Alternatively we can follow the route of the Democratic health reform bills. Frankly, I think they’re worse than single-payer. Under those bills we keep Medicare; we expand Medicaid; we set up the Exchange; we get a public option; we force so many conditions on private insurance companies that they’re basically public utilities. We get twice the bureaucracy and twice the overhead. We get less individual choice rather than more. We don’t get any incentive for people to make decisions about how much health care is worth to them. Instead of incentives for providers to innovate we get government pilot projects, government bundling initiatives, government this, that and the other. They won’t work; just look at Medicare. We get a monster.

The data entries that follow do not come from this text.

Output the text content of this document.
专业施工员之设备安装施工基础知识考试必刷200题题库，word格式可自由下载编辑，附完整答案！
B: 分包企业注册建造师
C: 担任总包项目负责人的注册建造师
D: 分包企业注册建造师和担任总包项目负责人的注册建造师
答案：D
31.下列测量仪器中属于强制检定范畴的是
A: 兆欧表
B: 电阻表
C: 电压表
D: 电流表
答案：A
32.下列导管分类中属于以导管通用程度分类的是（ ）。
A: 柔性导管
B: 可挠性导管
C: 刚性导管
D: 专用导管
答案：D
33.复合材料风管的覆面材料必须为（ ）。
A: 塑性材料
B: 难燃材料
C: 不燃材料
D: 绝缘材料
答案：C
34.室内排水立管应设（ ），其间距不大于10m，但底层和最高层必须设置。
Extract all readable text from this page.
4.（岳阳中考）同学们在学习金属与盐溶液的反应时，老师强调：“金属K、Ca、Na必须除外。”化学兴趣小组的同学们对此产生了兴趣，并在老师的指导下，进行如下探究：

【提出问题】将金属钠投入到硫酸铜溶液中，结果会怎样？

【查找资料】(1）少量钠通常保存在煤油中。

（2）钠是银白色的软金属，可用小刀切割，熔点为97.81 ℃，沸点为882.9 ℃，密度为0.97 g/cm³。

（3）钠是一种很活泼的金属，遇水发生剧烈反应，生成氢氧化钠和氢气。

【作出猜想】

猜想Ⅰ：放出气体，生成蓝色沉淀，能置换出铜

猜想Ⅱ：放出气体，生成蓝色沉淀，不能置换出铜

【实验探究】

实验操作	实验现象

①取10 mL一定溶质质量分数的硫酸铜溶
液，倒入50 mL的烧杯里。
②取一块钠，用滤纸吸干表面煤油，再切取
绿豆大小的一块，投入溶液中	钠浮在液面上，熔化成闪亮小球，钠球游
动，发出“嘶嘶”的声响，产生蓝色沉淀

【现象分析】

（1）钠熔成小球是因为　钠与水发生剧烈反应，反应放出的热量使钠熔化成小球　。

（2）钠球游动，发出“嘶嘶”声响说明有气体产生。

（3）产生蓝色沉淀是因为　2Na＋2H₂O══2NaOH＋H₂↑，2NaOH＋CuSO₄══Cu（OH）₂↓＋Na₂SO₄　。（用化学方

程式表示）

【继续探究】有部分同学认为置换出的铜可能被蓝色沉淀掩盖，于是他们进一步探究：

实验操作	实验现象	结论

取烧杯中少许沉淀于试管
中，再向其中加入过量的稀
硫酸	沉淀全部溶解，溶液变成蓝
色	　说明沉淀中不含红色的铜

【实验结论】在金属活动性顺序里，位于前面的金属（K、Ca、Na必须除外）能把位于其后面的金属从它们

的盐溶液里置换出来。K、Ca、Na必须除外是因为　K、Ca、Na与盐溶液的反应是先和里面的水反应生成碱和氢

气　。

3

If we truly want to do something major to overhaul the system then I prefer the Goldhill and DeLong models. They help those who need help but do not put the government totally in charge and do not mask the cost of treatment. Their plans are mandatory which means everyone is forced to buy catastrophic insurance and to set aside money in a Health Savings Account - no free riders here and everyone can (must) participate. Yes, the government runs the catastrophic insurance part of the plan. But the HSA part of the plan is for individuals to do with as they please which means they are fully exposed to health care costs up to the point of their deductible or trigger. Because any unspent money goes back to the individual each of us can decide what health care is important enough for us to spend money on - and each of us has to be willing to spend his or her own money before we can start spending other people’s.
I’m fully aware of the coercive nature of the requirements to buy government-run catastrophic care and to put money in Health Savings Accounts. I know these are an absolute bar to this plan for Libertarians and most Conservatives. I am sympathetic to that point of view. However, I have neither the courage nor the hard-heartedness to live in a world where health care and health insurance are strictly free market. I don’t want to fall through the cracks and I’d rather my fellow citizens didn’t either - especially the young ones. It seems to me that the best combination of free-market and government involvement comes from the Goldhill/DeLong approach. Yes, it takes my money but if structured correctly it gives me back control over my health care decisions while providing a safety net if disaster strikes.